Davina, drama and documentaries headline BBC One schedule

LONDON - A Davina McCall chatshow, two Stephen Poliakoff films and a new documentary from the makers of 'Blue Planet' are headlining the BBC One 2006 winter/spring schedule.

'Big Brother' and 'Love on a Saturday Night' host McCall moves to the BBC after stints on Channel 4 and ITV for a new midweek entertainment talk show.

The primetime show aims to add "a touch of Saturday night sparkle to Wednesday evenings" with guests and live music from next year.

After four years in the making, the creators of 'Blue Planet' are back with the biggest series the BBC's Natural History Unit has made to date, called 'Planet Earth'. The series, narrated by Sir David Attenborough, is billed as the ultimate portrait of our planet.

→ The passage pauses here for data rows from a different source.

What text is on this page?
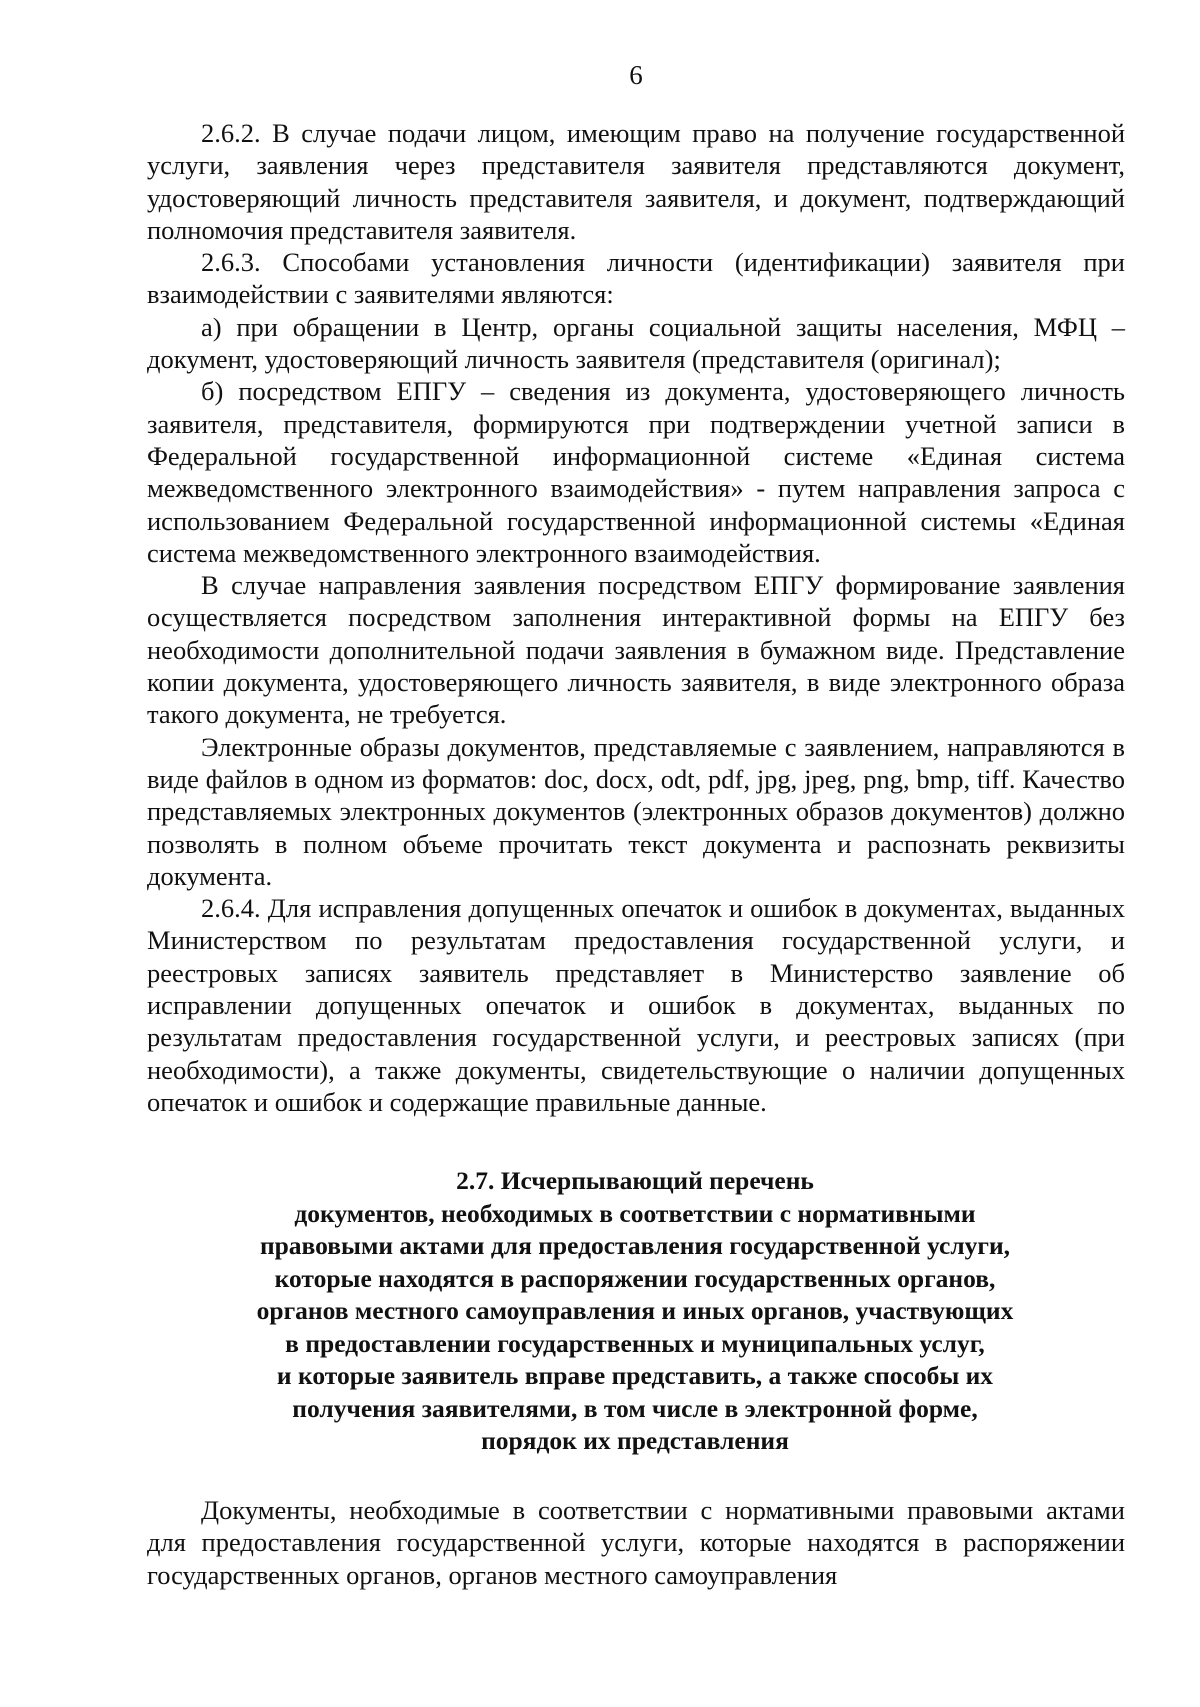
6

2.6.2. В случае подачи лицом, имеющим право на получение государственной услуги, заявления через представителя заявителя представляются документ, удостоверяющий личность представителя заявителя, и документ, подтверждающий полномочия представителя заявителя.

2.6.3. Способами установления личности (идентификации) заявителя при взаимодействии с заявителями являются:

а) при обращении в Центр, органы социальной защиты населения, МФЦ – документ, удостоверяющий личность заявителя (представителя (оригинал);

б) посредством ЕПГУ – сведения из документа, удостоверяющего личность заявителя, представителя, формируются при подтверждении учетной записи в Федеральной государственной информационной системе «Единая система межведомственного электронного взаимодействия» - путем направления запроса с использованием Федеральной государственной информационной системы «Единая система межведомственного электронного взаимодействия.

В случае направления заявления посредством ЕПГУ формирование заявления осуществляется посредством заполнения интерактивной формы на ЕПГУ без необходимости дополнительной подачи заявления в бумажном виде. Представление копии документа, удостоверяющего личность заявителя, в виде электронного образа такого документа, не требуется.

Электронные образы документов, представляемые с заявлением, направляются в виде файлов в одном из форматов: doc, docx, odt, pdf, jpg, jpeg, png, bmp, tiff. Качество представляемых электронных документов (электронных образов документов) должно позволять в полном объеме прочитать текст документа и распознать реквизиты документа.

2.6.4. Для исправления допущенных опечаток и ошибок в документах, выданных Министерством по результатам предоставления государственной услуги, и реестровых записях заявитель представляет в Министерство заявление об исправлении допущенных опечаток и ошибок в документах, выданных по результатам предоставления государственной услуги, и реестровых записях (при необходимости), а также документы, свидетельствующие о наличии допущенных опечаток и ошибок и содержащие правильные данные.

2.7. Исчерпывающий перечень
документов, необходимых в соответствии с нормативными
правовыми актами для предоставления государственной услуги,
которые находятся в распоряжении государственных органов,
органов местного самоуправления и иных органов, участвующих
в предоставлении государственных и муниципальных услуг,
и которые заявитель вправе представить, а также способы их
получения заявителями, в том числе в электронной форме,
порядок их представления

Документы, необходимые в соответствии с нормативными правовыми актами для предоставления государственной услуги, которые находятся в распоряжении государственных органов, органов местного самоуправления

Respected filmmaker Stephen Poliakoff is back with two films set in the 80s and 90s. 'Friends and Crocodiles' charts the shifting power between a boss and his secretary as their careers rise and fall in the rapidly changing work place of 1980s and 1990s Britain, with a cast lead by 'My Family' star Robert Lindsay.
 
'Gideon's Daughter' is set in 1997 and stars 'Love Actually' actor Bill Nighy as a PR consultant who struggles with the hollowness of his high-profile public life against the backdrop of the Labour election victory and the death of Princess Diana.

The drama line-up includes with 'Life on Mars' starring 'Human Traffic' actor John Simm as a detective who finds himself transported back to 1973 after a near-fatal car crash.

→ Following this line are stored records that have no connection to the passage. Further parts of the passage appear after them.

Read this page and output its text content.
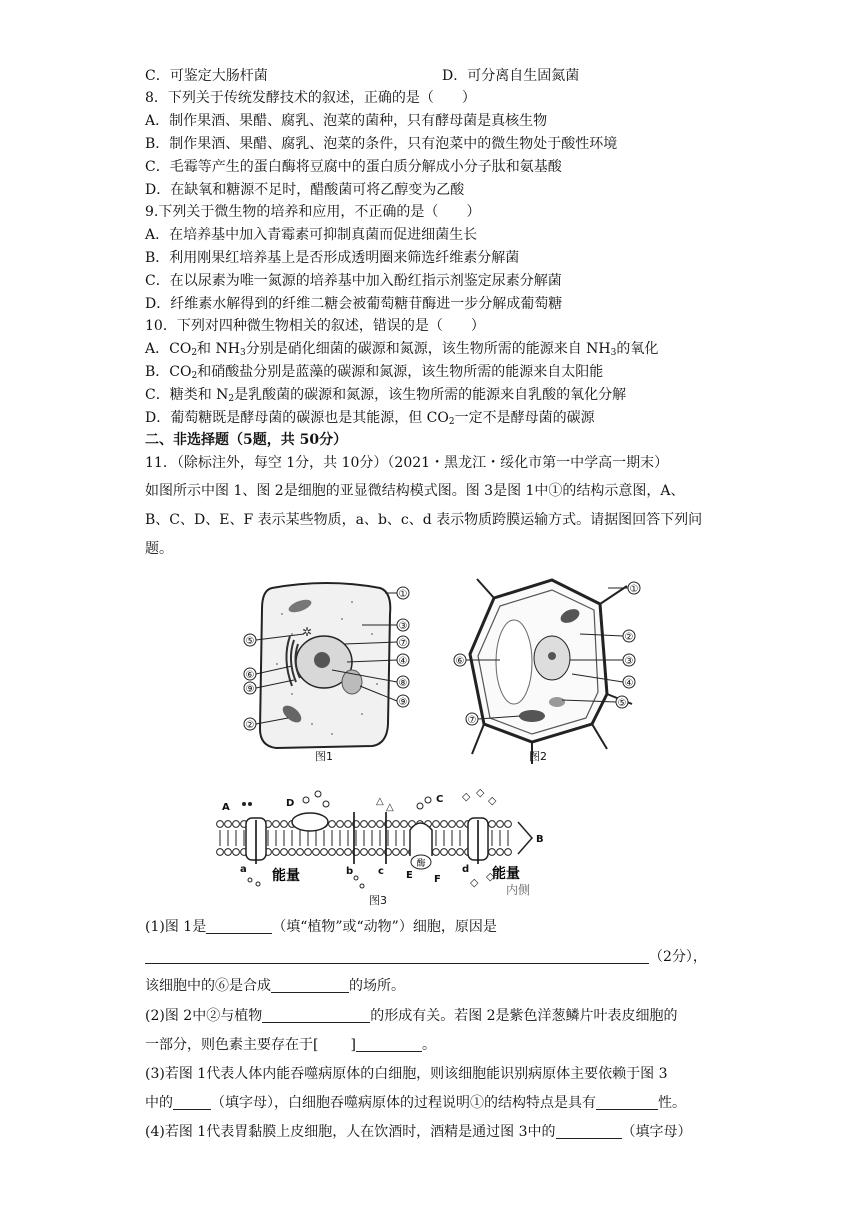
C．可鉴定大肠杆菌	D．可分离自生固氮菌
8．下列关于传统发酵技术的叙述，正确的是（　　）
A．制作果酒、果醋、腐乳、泡菜的菌种，只有酵母菌是真核生物
B．制作果酒、果醋、腐乳、泡菜的条件，只有泡菜中的微生物处于酸性环境
C．毛霉等产生的蛋白酶将豆腐中的蛋白质分解成小分子肽和氨基酸
D．在缺氧和糖源不足时，醋酸菌可将乙醇变为乙酸
9.下列关于微生物的培养和应用，不正确的是（　　）
A．在培养基中加入青霉素可抑制真菌而促进细菌生长
B．利用刚果红培养基上是否形成透明圈来筛选纤维素分解菌
C．在以尿素为唯一氮源的培养基中加入酚红指示剂鉴定尿素分解菌
D．纤维素水解得到的纤维二糖会被葡萄糖苷酶进一步分解成葡萄糖
10．下列对四种微生物相关的叙述，错误的是（　　）
A．$CO_2$和 $NH_3$分别是硝化细菌的碳源和氮源，该生物所需的能源来自 $NH_3$的氧化
B．$CO_2$和硝酸盐分别是蓝藻的碳源和氮源，该生物所需的能源来自太阳能
C．糖类和 $N_2$是乳酸菌的碳源和氮源，该生物所需的能源来自乳酸的氧化分解
D．葡萄糖既是酵母菌的碳源也是其能源，但 $CO_2$一定不是酵母菌的碳源
二、非选择题（5题，共 50分）
11．（除标注外，每空 1分，共 10分）（2021・黑龙江・绥化市第一中学高一期末）
如图所示中图 1、图 2是细胞的亚显微结构模式图。图 3是图 1中①的结构示意图，A、
B、C、D、E、F 表示某些物质，a、b、c、d 表示物质跨膜运输方式。请据图回答下列问
题。
✲
①
③
⑦
④
⑧
⑨
⑤
⑥
⑨
②
图1
①
②
③
④
⑤
⑥
⑦
图2
△
△
◇ ◇
◇
◇ ◇
A
B
C
D
E F
a	b c	d
能量	能量
酶
内侧
图3
(1)图 1是	（填“植物”或“动物”）细胞，原因是
（2分），
该细胞中的⑥是合成	的场所。
(2)图 2中②与植物	的形成有关。若图 2是紫色洋葱鳞片叶表皮细胞的
一部分，则色素主要存在于[ ]	。
(3)若图 1代表人体内能吞噬病原体的白细胞，则该细胞能识别病原体主要依赖于图 3
中的	（填字母），白细胞吞噬病原体的过程说明①的结构特点是具有	性。
(4)若图 1代表胃黏膜上皮细胞，人在饮酒时，酒精是通过图 3中的	（填字母）
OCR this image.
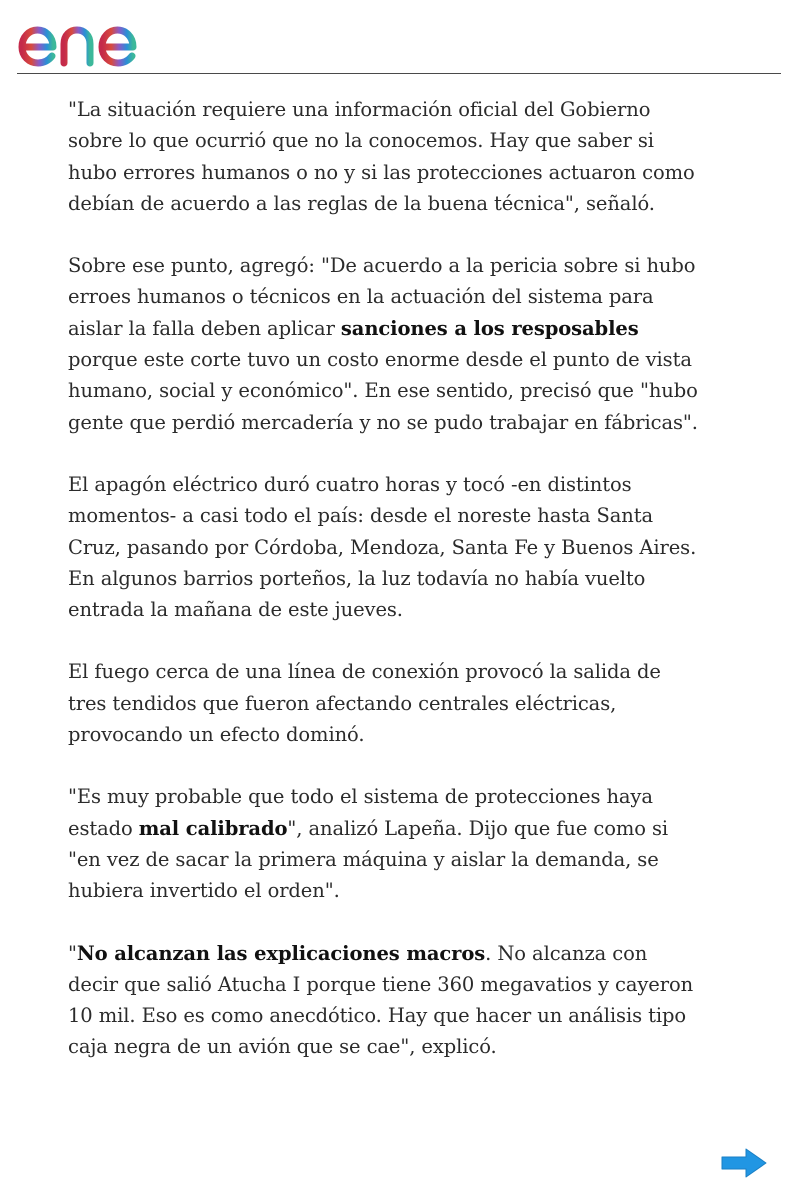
"La situación requiere una información oficial del Gobierno sobre lo que ocurrió que no la conocemos. Hay que saber si hubo errores humanos o no y si las protecciones actuaron como debían de acuerdo a las reglas de la buena técnica", señaló.

Sobre ese punto, agregó: "De acuerdo a la pericia sobre si hubo erroes humanos o técnicos en la actuación del sistema para aislar la falla deben aplicar sanciones a los resposables porque este corte tuvo un costo enorme desde el punto de vista humano, social y económico". En ese sentido, precisó que "hubo gente que perdió mercadería y no se pudo trabajar en fábricas".

El apagón eléctrico duró cuatro horas y tocó -en distintos momentos- a casi todo el país: desde el noreste hasta Santa Cruz, pasando por Córdoba, Mendoza, Santa Fe y Buenos Aires. En algunos barrios porteños, la luz todavía no había vuelto entrada la mañana de este jueves.

El fuego cerca de una línea de conexión provocó la salida de tres tendidos que fueron afectando centrales eléctricas, provocando un efecto dominó.

"Es muy probable que todo el sistema de protecciones haya estado mal calibrado", analizó Lapeña. Dijo que fue como si "en vez de sacar la primera máquina y aislar la demanda, se hubiera invertido el orden".

"No alcanzan las explicaciones macros. No alcanza con decir que salió Atucha I porque tiene 360 megavatios y cayeron 10 mil. Eso es como anecdótico. Hay que hacer un análisis tipo caja negra de un avión que se cae", explicó.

Former 'EastEnders' actress Tamzin Outhwaite and Max Beesley star in 'Hotel Babylon', a drama series about working in a luxury five-star hotel.

On a more poignant note, 'The Family Man' by Tony Marchant features 'Lawless' and 'Waking the Dead' star Trevor Eve as a fertility expert in a drama about four couples trying to conceive.

The return of Russell T Davies 'Doctor Who', starring David Tennant as the 10th Time Lord and Billie Piper as his assistant Rose, completes the stellar drama line-up.

Elsewhere, new reality series 'Just the Two of Us' unites singers with well-known celebrity faces for a series of live duet performances. Each week they are judges by a panel of judges and a public vote with the least successful duo eliminated at the end of the show.

Simon Cowell's production company Syco is making a similar show for ITV next year.

Peter Fincham, controller of BBC One, said: "Overall this is an ambitious season demonstrating enormous range -- BBC One heading in the right direction and working with the right talent. It's going to be an exciting 2006."